After 9/11, flight schools across the country were forced to temporarily close their doors. But insurance and employees still had to be paid, planes had to be maintained. Air East's flight school was losing $50,000 a month. Afraid their company might go under, co-owners Maureen and Mike Tarascio applied for the first Small Business Administration Economic Injury Disaster Loan, and began to shift their focus from the flight school to the charter operations. The move put the company back on track and enabled them to keep all their 30 employees. "When you have lemons, make lemonade," says Maureen.
Flight schools were closed after the terrorist attacks, but charter companies were blossoming. Security changes were causing more delays and cancellations with large airlines. "[Charters] became a very popular thing with executive flying," says Tarascio.
People were frustrated with the airlines, and scared. If they chartered a plane, they felt assured their luggage was being checked and they were the only ones on the plane, explained Clifton Stroud, director of communications and media for National Air Transportation Association (NATA). "It made them feel a little more safe," he says. Since 9/11 there has been a 20- to 40-percent increase in people flying charter.
While Air East survived, an estimated 20 percent of flight schools were not as lucky and had to close their doors for good, according to David Kennedy, manager for government and industry affairs for NATA. Flight schools have a "thin profit margin," Stroud adds.
Many flight schools are owned by "fixed based operators" (FBO), which means that they not only teach flying, but charter planes, do maintenance and repair and supply gas. In the wake of 9/11, many FBOs found the increase in insurance and restrictions were too costly, says NATA's Kennedy. Washington D.C. and New York airports were hit hardest because of their proximity to the disasters. They were restricted far longer than air operators in the rest of the U.S.
But the flight school was a passion for the Tarascios, who founded it after Mike bought his first plane in 1982. They now own 11 planes for the flight school and four charter planes.

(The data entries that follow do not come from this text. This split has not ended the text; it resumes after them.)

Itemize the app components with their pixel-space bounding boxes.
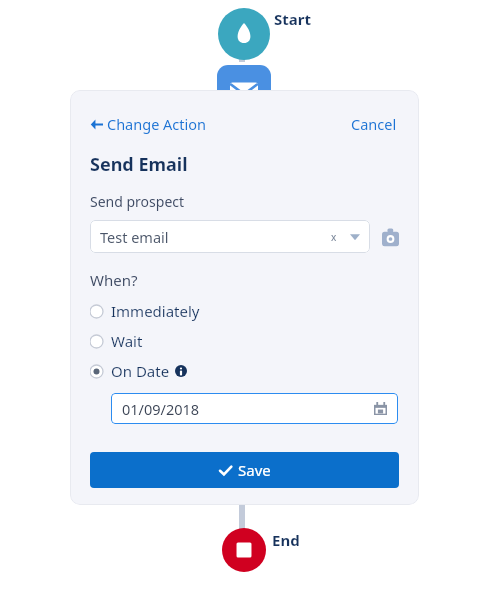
button[interactable]: 01/09/2018 [111, 393, 398, 424]
button[interactable]: Immediately [90, 300, 200, 322]
staticText: On Date [111, 361, 170, 381]
button[interactable]: Send Email action [217, 65, 271, 119]
staticText: Send Email [90, 152, 188, 177]
staticText: Save [238, 460, 271, 480]
button[interactable]: Wait [90, 330, 143, 352]
staticText: 01/09/2018 [122, 399, 200, 419]
other: Info [175, 365, 187, 377]
button[interactable]: Cancel [349, 112, 399, 136]
button[interactable]: On Date [90, 360, 187, 382]
staticText: Send prospect [90, 192, 185, 211]
staticText: x [331, 230, 337, 244]
staticText: Immediately [111, 301, 200, 321]
staticText: End [272, 530, 300, 550]
button[interactable]: Change Action [90, 112, 207, 136]
button[interactable]: Preview email [382, 227, 399, 247]
staticText: Start [274, 9, 311, 29]
button[interactable]: Save [90, 452, 399, 488]
staticText: When? [90, 270, 138, 290]
staticText: Cancel [351, 114, 397, 134]
staticText: Test email [100, 227, 169, 247]
button[interactable]: Test email [90, 220, 370, 253]
staticText: Change Action [107, 114, 207, 134]
staticText: Wait [111, 331, 143, 351]
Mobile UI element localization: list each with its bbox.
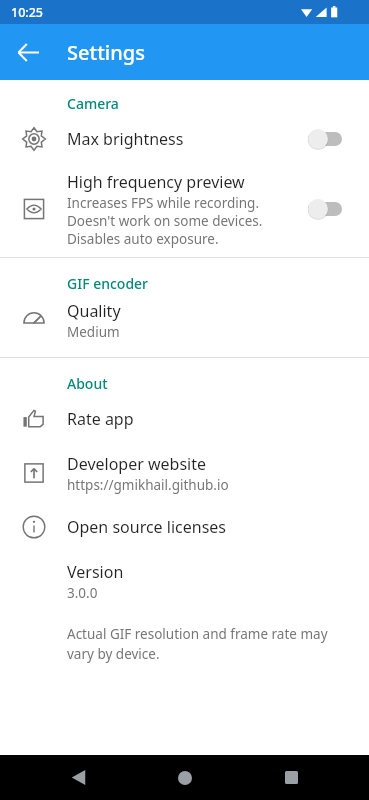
staticText: https://gmikhail.github.io [67,476,229,494]
button[interactable]: Toggle [307,195,351,223]
button[interactable]: Back [50,755,106,800]
staticText: Max brightness [67,128,184,150]
button[interactable]: High frequency preview [0,165,369,253]
staticText: About [67,374,108,393]
button[interactable]: Rate app [0,393,369,445]
staticText: Open source licenses [67,516,226,538]
staticText: Camera [67,94,119,113]
button[interactable]: Recents [263,755,319,800]
staticText: GIF encoder [67,274,149,293]
button[interactable]: Home [157,755,213,800]
button[interactable]: Version [0,553,369,609]
staticText: Actual GIF resolution and frame rate may… [67,625,343,663]
staticText: Settings [67,39,145,66]
staticText: Medium [67,323,120,341]
staticText: 3.0.0 [67,584,98,602]
button[interactable]: Toggle [307,125,351,153]
staticText: Developer website [67,453,207,475]
staticText: 10:25 [11,4,44,21]
button[interactable]: Quality [0,293,369,347]
button[interactable]: Max brightness [0,113,369,165]
button[interactable]: Open source licenses [0,501,369,553]
staticText: Quality [67,300,121,322]
button[interactable]: Developer website [0,445,369,501]
staticText: Version [67,561,124,583]
staticText: Rate app [67,408,134,430]
staticText: High frequency preview [67,171,245,193]
button[interactable]: Back [6,30,50,74]
staticText: Increases FPS while recording. Doesn't w… [67,194,263,248]
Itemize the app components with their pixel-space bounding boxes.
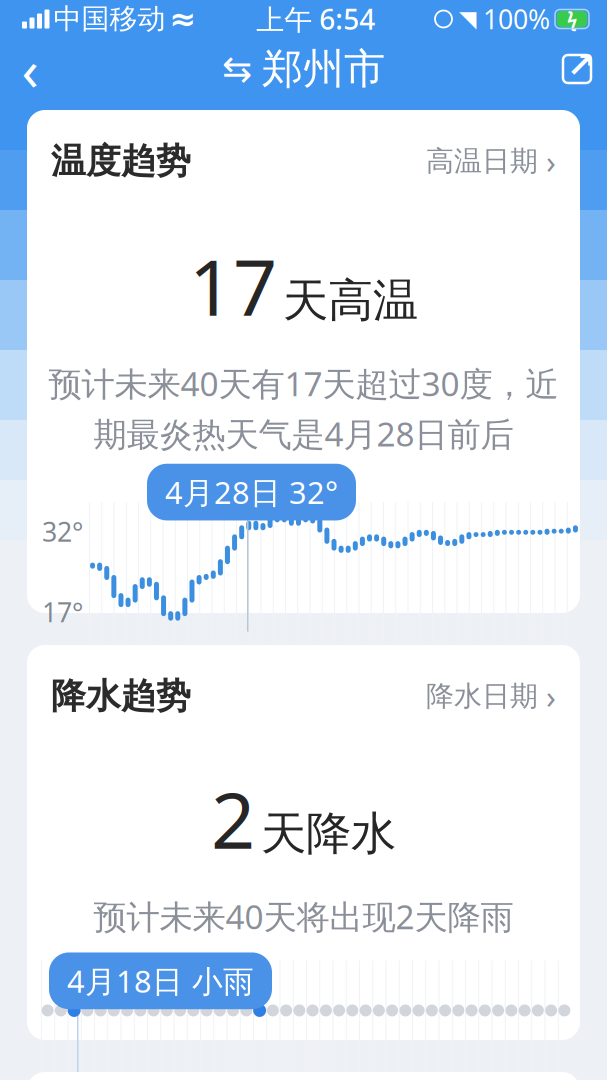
staticText: 4月28日 32° <box>165 472 338 512</box>
button[interactable]: 高温日期 <box>426 136 556 186</box>
staticText: 05.13 <box>381 660 444 693</box>
staticText: 降水日期 <box>426 679 538 714</box>
staticText: 05.25 <box>501 660 564 693</box>
staticText: › <box>546 140 556 182</box>
staticText: › <box>546 675 556 718</box>
staticText: 高温日期 <box>426 144 538 178</box>
staticText: ⇆ <box>222 49 252 90</box>
staticText: 4月18日 小雨 <box>67 960 254 1001</box>
staticText: 中国移动 <box>54 2 166 36</box>
button[interactable]: Share <box>547 40 607 98</box>
staticText: 预计未来40天有17天超过30度，近 <box>48 361 558 406</box>
staticText: 降水趋势 <box>51 675 191 718</box>
staticText: ϟ <box>567 7 577 31</box>
staticText: ‹ <box>22 32 38 106</box>
staticText: 温度趋势 <box>51 140 191 183</box>
staticText: ≈ <box>170 1 196 37</box>
button[interactable]: 降水日期 <box>426 671 556 722</box>
staticText: 2 <box>211 768 255 870</box>
staticText: 32° <box>42 514 83 549</box>
staticText: 天降水 <box>261 806 396 862</box>
staticText: 郑州市 <box>262 44 385 94</box>
button[interactable]: Back <box>0 40 60 98</box>
staticText: 100% <box>483 1 550 37</box>
staticText: 04.16 <box>101 660 164 693</box>
staticText: 预计未来40天将出现2天降雨 <box>94 894 514 938</box>
staticText: 天高温 <box>283 273 418 329</box>
staticText: 17° <box>42 594 83 630</box>
staticText: 17 <box>189 234 277 337</box>
staticText: ↗ <box>566 45 596 85</box>
staticText: ◥ <box>459 6 476 32</box>
button[interactable]: ⇆ <box>212 38 395 100</box>
staticText: 期最炎热天气是4月28日前后 <box>94 412 514 456</box>
staticText: 上午 6:54 <box>256 0 375 38</box>
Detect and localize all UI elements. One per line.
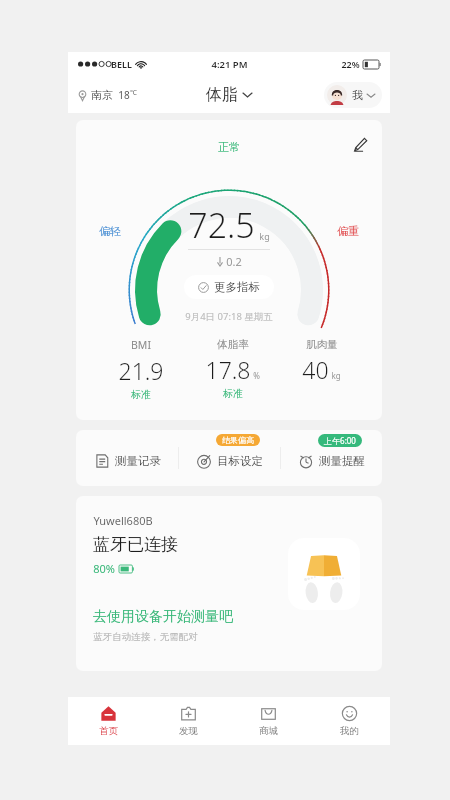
staticText: 我 — [352, 88, 363, 102]
staticText: 80% — [93, 561, 115, 576]
button[interactable]: 更多指标 — [184, 275, 274, 299]
staticText: 偏轻 — [99, 224, 121, 238]
staticText: 发现 — [179, 725, 198, 737]
staticText: 9月4日 07:18 星期五 — [185, 310, 273, 323]
staticText: 去使用设备开始测量吧 — [93, 608, 233, 626]
button[interactable]: BMI — [112, 338, 170, 401]
button[interactable]: Yuwell680B — [76, 496, 382, 671]
staticText: 4:21 PM — [211, 58, 248, 71]
staticText: 21.9 — [118, 355, 164, 386]
button[interactable]: 体脂 — [206, 85, 252, 105]
staticText: 更多指标 — [214, 280, 260, 294]
staticText: 上午6:00 — [324, 435, 356, 446]
staticText: 40 — [302, 354, 329, 385]
staticText: 18 — [118, 88, 130, 102]
button[interactable]: 发现 — [148, 697, 228, 745]
staticText: 测量记录 — [115, 454, 161, 468]
button[interactable]: 肌肉量 — [296, 338, 347, 401]
staticText: 体脂率 — [217, 338, 249, 351]
staticText: 偏重 — [337, 224, 359, 238]
staticText: kg — [331, 370, 341, 381]
staticText: 蓝牙自动连接，无需配对 — [93, 631, 198, 643]
staticText: 体脂 — [206, 85, 238, 105]
staticText: 标准 — [223, 387, 243, 400]
staticText: 目标设定 — [217, 454, 263, 468]
staticText: 正常 — [218, 140, 240, 154]
staticText: ℃ — [130, 88, 137, 98]
staticText: 我的 — [340, 725, 359, 737]
button[interactable]: 商城 — [228, 697, 309, 745]
button[interactable]: 测量提醒 — [281, 430, 382, 486]
staticText: 蓝牙已连接 — [93, 534, 178, 555]
button[interactable]: 我的 — [309, 697, 390, 745]
button[interactable]: 测量记录 — [76, 430, 178, 486]
staticText: 南京 — [91, 88, 113, 102]
staticText: 肌肉量 — [306, 338, 338, 351]
button[interactable]: 首页 — [68, 697, 148, 745]
staticText: 测量提醒 — [319, 454, 365, 468]
staticText: 首页 — [99, 725, 118, 737]
staticText: 72.5 — [188, 202, 255, 248]
staticText: 标准 — [131, 388, 151, 401]
staticText: 22% — [341, 58, 360, 70]
staticText: BMI — [131, 338, 151, 352]
staticText: % — [253, 370, 260, 381]
button[interactable]: Edit — [348, 132, 372, 156]
button[interactable]: 我 — [324, 82, 382, 108]
staticText: BELL — [111, 58, 132, 70]
button[interactable]: 目标设定 — [179, 430, 280, 486]
staticText: Yuwell680B — [93, 513, 153, 528]
staticText: 结果偏高 — [222, 435, 254, 445]
staticText: 商城 — [259, 725, 278, 737]
staticText: 0.2 — [226, 254, 242, 269]
staticText: 17.8 — [205, 354, 251, 385]
staticText: kg — [259, 230, 270, 242]
button[interactable]: 体脂率 — [199, 338, 266, 400]
button[interactable]: 南京 — [77, 88, 137, 102]
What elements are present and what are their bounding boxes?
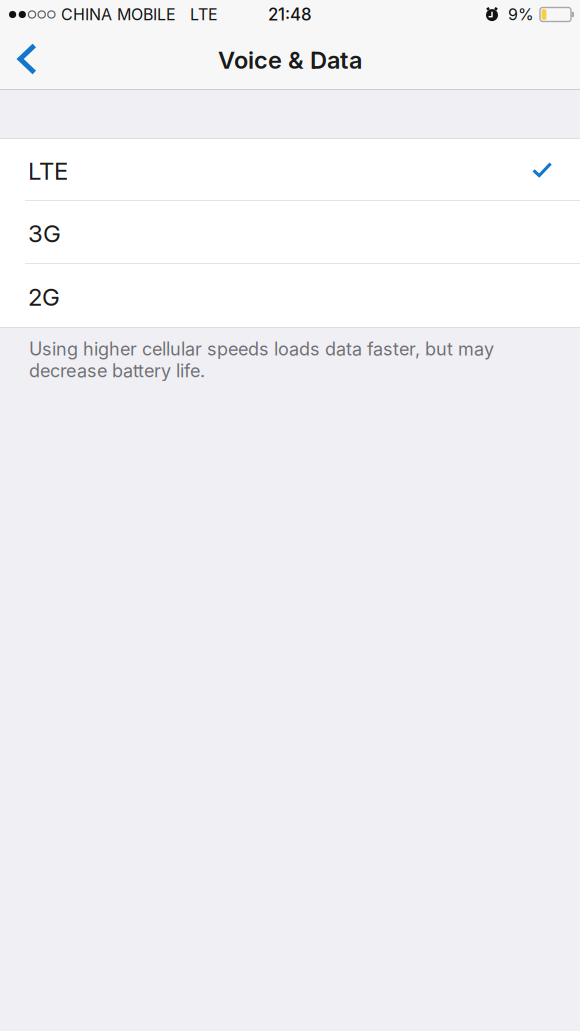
staticText: 21:48 [268, 4, 312, 25]
button[interactable]: 3G [0, 201, 580, 264]
staticText: Using higher cellular speeds loads data … [29, 338, 494, 382]
button[interactable]: 2G [0, 264, 580, 327]
staticText: Voice & Data [218, 46, 362, 74]
staticText: LTE [28, 156, 68, 186]
staticText: LTE [190, 5, 218, 24]
staticText: 3G [28, 219, 61, 248]
button[interactable]: Back [0, 29, 54, 89]
staticText: 9% [508, 5, 534, 24]
staticText: CHINA MOBILE [61, 5, 176, 24]
button[interactable]: LTE [0, 139, 580, 201]
staticText: 2G [28, 282, 60, 312]
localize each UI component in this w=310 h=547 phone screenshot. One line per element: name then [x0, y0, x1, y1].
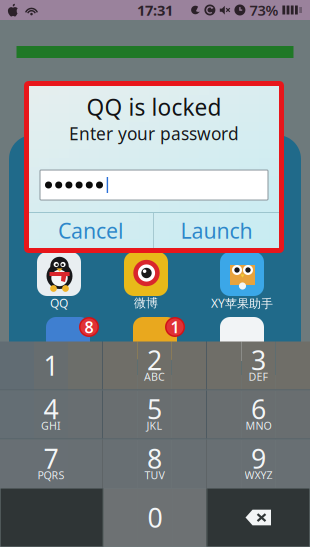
staticText: 1 [170, 316, 180, 338]
staticText: TUV [144, 468, 164, 482]
staticText: 73% [249, 0, 278, 20]
staticText: 4 [44, 391, 58, 427]
staticText: Enter your password [69, 122, 239, 145]
staticText: MNO [246, 418, 272, 433]
button[interactable]: 6 [207, 390, 310, 438]
button[interactable]: 7 [0, 440, 102, 488]
button[interactable]: 3 [207, 342, 310, 390]
staticText: ABC [144, 369, 165, 384]
staticText: XY苹果助手 [211, 295, 273, 311]
staticText: 1 [44, 348, 58, 383]
button[interactable]: 8 [103, 440, 206, 488]
staticText: 7 [44, 441, 58, 476]
button[interactable]: Cancel [29, 213, 153, 248]
staticText: 8 [84, 316, 94, 338]
staticText: WXYZ [244, 468, 272, 482]
staticText: QQ [50, 295, 68, 311]
staticText: 17:31 [137, 0, 173, 20]
staticText: Launch [180, 216, 252, 245]
staticText: 6 [251, 391, 266, 427]
staticText: 2 [147, 342, 162, 378]
staticText: 0 [148, 500, 162, 535]
staticText: 微博 [134, 296, 158, 310]
staticText: 9 [251, 441, 266, 476]
staticText: GHI [41, 418, 61, 433]
button[interactable]: 4 [0, 390, 102, 438]
staticText: 3 [251, 342, 266, 378]
staticText: QQ is locked [86, 92, 222, 122]
button[interactable]: 9 [207, 440, 310, 488]
staticText: Cancel [58, 216, 124, 245]
staticText: 8 [147, 441, 162, 476]
staticText: DEF [248, 369, 268, 384]
button[interactable]: 5 [103, 390, 206, 438]
button[interactable]: Delete [208, 488, 310, 546]
button[interactable]: 0 [104, 488, 206, 546]
staticText: JKL [146, 418, 162, 433]
button[interactable]: Launch [154, 213, 279, 248]
staticText: 5 [147, 391, 162, 427]
staticText: PQRS [38, 468, 64, 482]
button[interactable]: 2 [103, 342, 206, 390]
button[interactable]: 1 [0, 342, 102, 390]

If it had not been for the loan they received and the lobbying Maureen Tarascio did of Congress in October 2001, as secretary for Long Island Business Aviation Association, Air East may never have reopened its flight school doors. But even after the Federal Aviation Administration issued an air traffic waiver for Republic Airport on November 22, 2001, and Air East's doors had reopened, they didn't have a steady supply of students.
To bring back customers, they had to expand their offerings, adding a computer-testing center and a flight simulator for instrument students. The extra effort seems to have worked, since they are "seeing a resurgence of students and things are returning to normal," Maureen adds.
If a stronger business wasn't reward enough, Air East Airways was picked out of 500 potential recipients nominated to win the New York State Small Business Development Center's (SBDC) 2003 Entrepreneurs of the Year-Phoenix. "The award recognizes the capacity in small businesses to sustain major disasters and their ability to come back," Mike Ross, director of public relations of SBDC central office in Albany. "[Air East] are really an excellent example."